Ombrina, battaglia a oltranza: «Il governo ci metta la faccia»

PESCARA. «La battaglia contro Ombrina e contro la ricerca petrolifera si è così radicalizzata tanto da non portare nulla di buono né agli ambientalisti né a quanti hanno chiesto da tempo di aprire un...
PESCARA. «La battaglia contro Ombrina e contro la ricerca petrolifera si è così radicalizzata tanto da non portare nulla di buono né agli ambientalisti né a quanti hanno chiesto da tempo di aprire un confronto serio su sviluppo e fonti energetiche. Ora bisogna prendere atto che il muro contro muro non funziona, bisogna tornare a parlare seriamente di ambiente, di come tutelarlo e di come riuscire a stabilire un ciclo virtuoso tra istituzioni, politica, cittadini e imprese». Il giorno dopo la Conferenza dei servizi in cui il ministero dello Sviluppo ha spianato la strada del sì all’impianto petrolifero di Rockhopper davanti alla Costa teatina, il segretario regionale del Pd, Marco Rapino, dà un’interpretazione della nuova strategia che dovrebbe essere applicata, fuori dal coro delle proteste. «Urlare non porta a nulla», aggiunge, «discutere e approfondire i temi è la via migliore se vogliamo davvero salvaguardare le nostre coste, il nostro mare e le nostre ambizioni di crescita economica».

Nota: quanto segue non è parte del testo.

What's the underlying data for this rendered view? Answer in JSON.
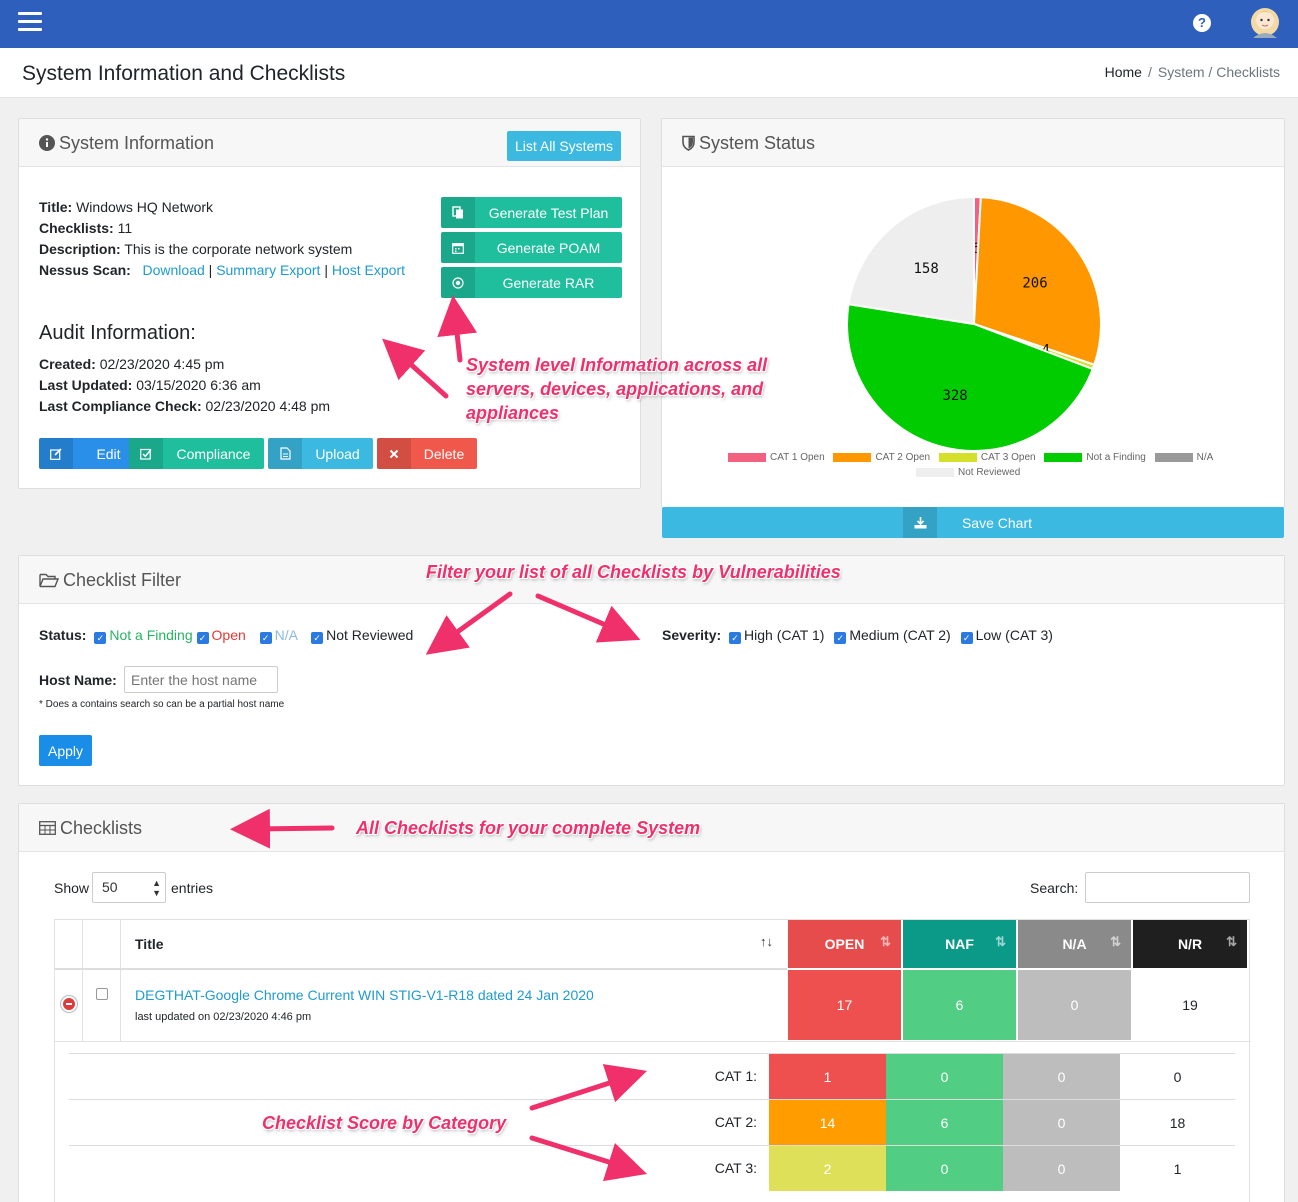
{
  "topbar": {
    "help_glyph": "?"
  },
  "page": {
    "title": "System Information and Checklists",
    "breadcrumb": {
      "home": "Home",
      "sep": "/",
      "current": "System / Checklists"
    }
  },
  "system_info": {
    "header": "System Information",
    "list_all_label": "List All Systems",
    "title_label": "Title:",
    "title_value": "Windows HQ Network",
    "checklists_label": "Checklists:",
    "checklists_value": "11",
    "description_label": "Description:",
    "description_value": "This is the corporate network system",
    "nessus_label": "Nessus Scan:",
    "nessus_links": [
      "Download",
      "Summary Export",
      "Host Export"
    ],
    "nessus_sep": "|",
    "actions": [
      "Generate Test Plan",
      "Generate POAM",
      "Generate RAR"
    ],
    "audit_title": "Audit Information:",
    "created_label": "Created:",
    "created_value": "02/23/2020 4:45 pm",
    "updated_label": "Last Updated:",
    "updated_value": "03/15/2020 6:36 am",
    "compliance_label": "Last Compliance Check:",
    "compliance_value": "02/23/2020 4:48 pm",
    "buttons": [
      "Edit",
      "Compliance",
      "Upload",
      "Delete"
    ]
  },
  "system_status": {
    "header": "System Status",
    "save_chart_label": "Save Chart"
  },
  "chart_data": {
    "type": "pie",
    "title": "",
    "series": [
      {
        "name": "CAT 1 Open",
        "value": 6,
        "color": "#f2617f"
      },
      {
        "name": "CAT 2 Open",
        "value": 206,
        "color": "#ff9800"
      },
      {
        "name": "CAT 3 Open",
        "value": 4,
        "color": "#d4e02a"
      },
      {
        "name": "Not a Finding",
        "value": 328,
        "color": "#00cc00"
      },
      {
        "name": "N/A",
        "value": 0,
        "color": "#999999"
      },
      {
        "name": "Not Reviewed",
        "value": 158,
        "color": "#eeeeee"
      }
    ],
    "legend": "bottom"
  },
  "filter": {
    "header": "Checklist Filter",
    "status_label": "Status:",
    "status_opts": [
      "Not a Finding",
      "Open",
      "N/A",
      "Not Reviewed"
    ],
    "severity_label": "Severity:",
    "severity_opts": [
      "High (CAT 1)",
      "Medium (CAT 2)",
      "Low (CAT 3)"
    ],
    "host_label": "Host Name:",
    "host_placeholder": "Enter the host name",
    "host_hint": "* Does a contains search so can be a partial host name",
    "apply_label": "Apply",
    "colors": {
      "naf": "#28a745",
      "open": "#dc3545",
      "na": "#7fb0d8"
    }
  },
  "checklists": {
    "header": "Checklists",
    "show_label": "Show",
    "entries_value": "50",
    "entries_label": "entries",
    "search_label": "Search:",
    "columns": [
      "Title",
      "OPEN",
      "NAF",
      "N/A",
      "N/R"
    ],
    "row": {
      "title": "DEGTHAT-Google Chrome Current WIN STIG-V1-R18 dated 24 Jan 2020",
      "updated": "last updated on 02/23/2020 4:46 pm",
      "open": "17",
      "naf": "6",
      "na": "0",
      "nr": "19"
    },
    "cats": [
      {
        "label": "CAT 1:",
        "open": "1",
        "naf": "0",
        "na": "0",
        "nr": "0"
      },
      {
        "label": "CAT 2:",
        "open": "14",
        "naf": "6",
        "na": "0",
        "nr": "18"
      },
      {
        "label": "CAT 3:",
        "open": "2",
        "naf": "0",
        "na": "0",
        "nr": "1"
      }
    ]
  },
  "annotations": {
    "system_level": [
      "System level Information across all",
      "servers, devices, applications, and",
      "appliances"
    ],
    "filter": "Filter your list of all Checklists by Vulnerabilities",
    "all_checklists": "All Checklists for your complete System",
    "score": "Checklist Score by Category"
  }
}
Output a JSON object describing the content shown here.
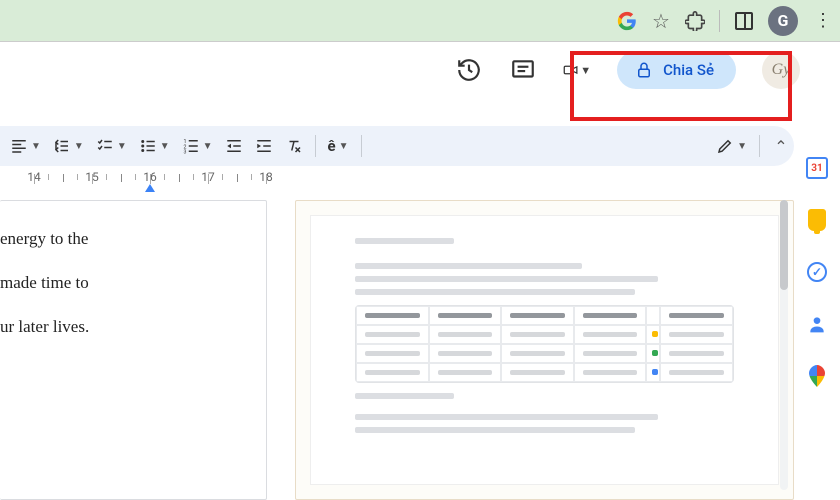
{
  "browser": {
    "extensions": [
      "google",
      "favorite",
      "extensions",
      "reader",
      "grammarly",
      "menu"
    ]
  },
  "header": {
    "share_label": "Chia Sẻ",
    "avatar_initial": "Gy"
  },
  "toolbar": {
    "format_char": "ê",
    "calendar_day": "31"
  },
  "ruler": {
    "labels": [
      "14",
      "15",
      "16",
      "17",
      "18"
    ]
  },
  "document": {
    "page1_line1": "energy to the",
    "page1_line2": " made time to",
    "page1_line3": "ur later lives."
  }
}
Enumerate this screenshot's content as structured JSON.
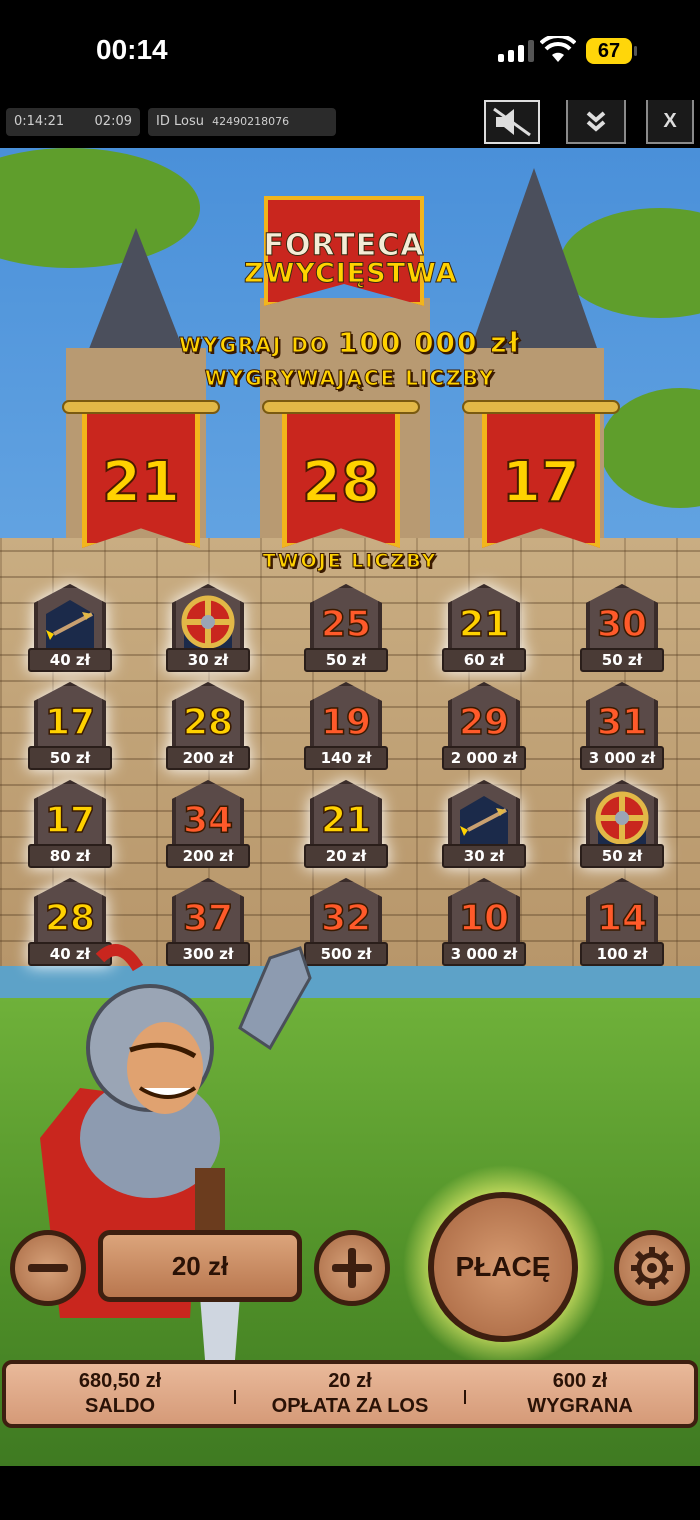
{
  "status_bar": {
    "time": "00:14",
    "battery": "67"
  },
  "toolbar": {
    "session_time": "0:14:21",
    "elapsed": "02:09",
    "ticket_label": "ID Losu",
    "ticket_id": "42490218076",
    "close_label": "X"
  },
  "game": {
    "logo_line1": "FORTECA",
    "logo_line2": "ZWYCIĘSTWA",
    "prize_prefix": "WYGRAJ DO",
    "prize_amount": "100 000 zł",
    "winning_label": "WYGRYWAJĄCE LICZBY",
    "winning_numbers": [
      "21",
      "28",
      "17"
    ],
    "your_label": "TWOJE LICZBY",
    "cells": [
      {
        "num": "",
        "prize": "40 zł",
        "symbol": "arrow-icon"
      },
      {
        "num": "",
        "prize": "30 zł",
        "symbol": "shield-icon"
      },
      {
        "num": "25",
        "prize": "50 zł"
      },
      {
        "num": "21",
        "prize": "60 zł"
      },
      {
        "num": "30",
        "prize": "50 zł"
      },
      {
        "num": "17",
        "prize": "50 zł"
      },
      {
        "num": "28",
        "prize": "200 zł"
      },
      {
        "num": "19",
        "prize": "140 zł"
      },
      {
        "num": "29",
        "prize": "2 000 zł"
      },
      {
        "num": "31",
        "prize": "3 000 zł"
      },
      {
        "num": "17",
        "prize": "80 zł"
      },
      {
        "num": "34",
        "prize": "200 zł"
      },
      {
        "num": "21",
        "prize": "20 zł"
      },
      {
        "num": "",
        "prize": "30 zł",
        "symbol": "arrow-icon"
      },
      {
        "num": "",
        "prize": "50 zł",
        "symbol": "shield-icon"
      },
      {
        "num": "28",
        "prize": "40 zł"
      },
      {
        "num": "37",
        "prize": "300 zł"
      },
      {
        "num": "32",
        "prize": "500 zł"
      },
      {
        "num": "10",
        "prize": "3 000 zł"
      },
      {
        "num": "14",
        "prize": "100 zł"
      }
    ]
  },
  "controls": {
    "bet_value": "20 zł",
    "play_label": "PŁACĘ"
  },
  "summary": {
    "balance_value": "680,50 zł",
    "balance_label": "SALDO",
    "fee_value": "20 zł",
    "fee_label": "OPŁATA ZA LOS",
    "win_value": "600 zł",
    "win_label": "WYGRANA"
  },
  "colors": {
    "gold": "#ffd200",
    "orange": "#ff5a2a",
    "banner_red": "#c9261e",
    "wood": "#b9774f"
  }
}
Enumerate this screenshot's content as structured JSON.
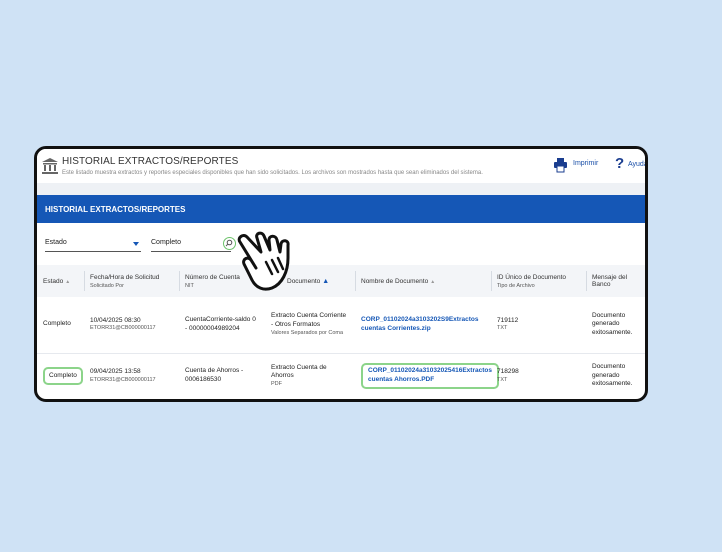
{
  "header": {
    "title": "HISTORIAL EXTRACTOS/REPORTES",
    "subtitle": "Este listado muestra extractos y reportes especiales disponibles que han sido solicitados. Los archivos son mostrados hasta que sean eliminados del sistema.",
    "print_label": "Imprimir",
    "help_label": "Ayuda"
  },
  "section": {
    "title": "HISTORIAL EXTRACTOS/REPORTES"
  },
  "filters": {
    "field_value": "Estado",
    "search_value": "Completo"
  },
  "table": {
    "headers": {
      "estado": "Estado",
      "fecha": "Fecha/Hora de Solicitud",
      "fecha_sub": "Solicitado Por",
      "numero": "Número de Cuenta",
      "numero_sub": "NIT",
      "tipo": "Documento",
      "nombre": "Nombre de Documento",
      "id": "ID Único de Documento",
      "id_sub": "Tipo de Archivo",
      "mensaje": "Mensaje del Banco"
    },
    "rows": [
      {
        "estado": "Completo",
        "fecha": "10/04/2025 08:30",
        "solicitado_por": "ETORR31@CB000000117",
        "cuenta": "CuentaCorriente-saldo 0 - 00000004989204",
        "tipo": "Extracto Cuenta Corriente - Otros Formatos",
        "tipo_sub": "Valores Separados por Coma",
        "nombre": "CORP_01102024a3103202S9Extractos cuentas Corrientes.zip",
        "id": "719112",
        "tipo_archivo": "TXT",
        "mensaje": "Documento generado exitosamente."
      },
      {
        "estado": "Completo",
        "fecha": "09/04/2025 13:58",
        "solicitado_por": "ETORR31@CB000000117",
        "cuenta": "Cuenta de Ahorros - 0006186530",
        "tipo": "Extracto Cuenta de Ahorros",
        "tipo_sub": "PDF",
        "nombre": "CORP_01102024a31032025416Extractos cuentas Ahorros.PDF",
        "id": "718298",
        "tipo_archivo": "TXT",
        "mensaje": "Documento generado exitosamente."
      }
    ]
  },
  "icons": [
    "bank-icon",
    "print-icon",
    "help-icon",
    "search-icon",
    "sort-icon",
    "hand-pointer-icon"
  ],
  "colors": {
    "primary_blue": "#1557b6",
    "highlight_green": "#8cd48a",
    "background": "#cfe2f5"
  }
}
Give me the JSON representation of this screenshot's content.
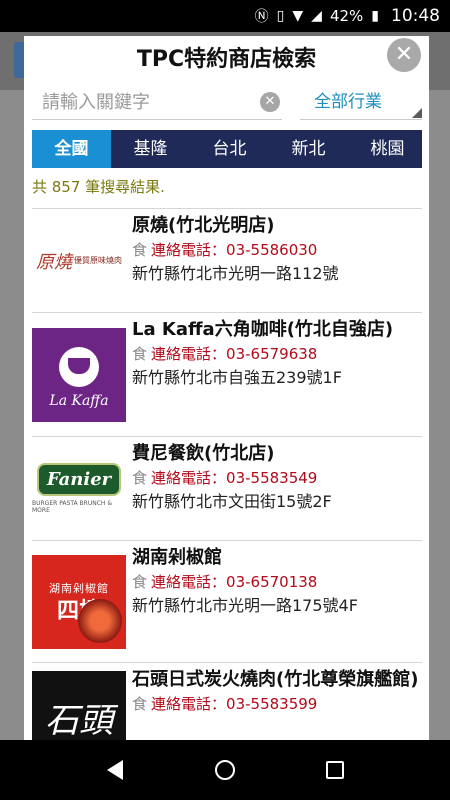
{
  "status_bar": {
    "nfc_icon": "nfc-icon",
    "vibrate_icon": "vibrate-icon",
    "wifi_icon": "wifi-icon",
    "signal_icon": "signal-icon",
    "battery_percent": "42%",
    "battery_icon": "battery-icon",
    "time": "10:48"
  },
  "dialog": {
    "title": "TPC特約商店檢索",
    "close_label": "✕"
  },
  "search": {
    "placeholder": "請輸入關鍵字",
    "value": "",
    "clear_label": "✕",
    "category_selected": "全部行業"
  },
  "region_tabs": [
    {
      "label": "全國",
      "active": true
    },
    {
      "label": "基隆",
      "active": false
    },
    {
      "label": "台北",
      "active": false
    },
    {
      "label": "新北",
      "active": false
    },
    {
      "label": "桃園",
      "active": false
    }
  ],
  "result_count_text": "共 857 筆搜尋結果.",
  "stores": [
    {
      "name": "原燒(竹北光明店)",
      "category_icon": "食",
      "phone_label": "連絡電話：",
      "phone": "03-5586030",
      "address": "新竹縣竹北市光明一路112號",
      "logo_text": "原燒",
      "logo_sub": "優質原味燒肉"
    },
    {
      "name": "La Kaffa六角咖啡(竹北自強店)",
      "category_icon": "食",
      "phone_label": "連絡電話：",
      "phone": "03-6579638",
      "address": "新竹縣竹北市自強五239號1F",
      "logo_text": "La Kaffa"
    },
    {
      "name": "費尼餐飲(竹北店)",
      "category_icon": "食",
      "phone_label": "連絡電話：",
      "phone": "03-5583549",
      "address": "新竹縣竹北市文田街15號2F",
      "logo_text": "Fanier",
      "logo_sub": "BURGER PASTA BRUNCH & MORE"
    },
    {
      "name": "湖南剁椒館",
      "category_icon": "食",
      "phone_label": "連絡電話：",
      "phone": "03-6570138",
      "address": "新竹縣竹北市光明一路175號4F",
      "logo_text": "湖南剁椒館",
      "logo_sub": "四樓"
    },
    {
      "name": "石頭日式炭火燒肉(竹北尊榮旗艦館)",
      "category_icon": "食",
      "phone_label": "連絡電話：",
      "phone": "03-5583599",
      "address": "",
      "logo_text": "石頭"
    }
  ],
  "nav": {
    "back_icon": "back-icon",
    "home_icon": "home-icon",
    "recents_icon": "recents-icon"
  }
}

Facile a dirsi, si dirà, più difficile, molto più difficile a farsi ora più che mai in cui sembrano prevalere solo i contrasti legali con il governo e polemiche politiche.
«Prima o poi tutte le sceneggiate si confermano tali», è ad esempio il commento del Presidente emerito della Regione, l’ex governatore Gianni Chiodi (FI) secondo cui è stata una sceneggiata la legge approvata giovedì scorso in consiglio regionale »che, a differenza di quel che volevano far credere, non ha osteggiato Ombrina» e sono sono state sceneggiate le manifestazioni che «la sinistra faceva in campagna elettorale contro il governo del centrodestra e le manifestazioni organizzate sotto la mia stessa abitazione quasi a volermi indicare come responsabile della petrolizzazione dell'Adriatico».
Per Chiodi la realtà su Ombrina è oggettiva: «Al momento il governo regionale, semmai volesse farlo seriamente, non ha la forza per confrontarsi politicamente con il governo nazionale e nemmeno all'interno del proprio partito».
«Fino a prova contraria e tale prova non può essere fornita da un ministro», risponde il sottosegretario della giunta regionale con delega all’Ambiente, Mario Mazzocca, « ad oggi sono vigenti sia la legge regionale di divieto di ricerca, estrazione e altre attività petrolifere entro le 12 miglia, che quella istitutiva del Parco marino dei Trabocchi: due leggi che, con il verbale della Conferenza dei servizi il Ministero dimostra di infrangere».
Mazzocca annuncia quindi una battaglia legale a tutti i livelli «perché la realtà è che il governo si trova ad un bivio»: «O si affretta ad impugnare le leggi attendendo il giudizio sulla relativa costituzionalità (probabilmente consentendo, però, il pronunciamento sulla legittimità dei referendum promossi da 10 regioni), ovvero provvede ad emanare un proprio decreto “mettendoci la facci” eD assumendosi l'intera responsabilità morale e politica della vicenda».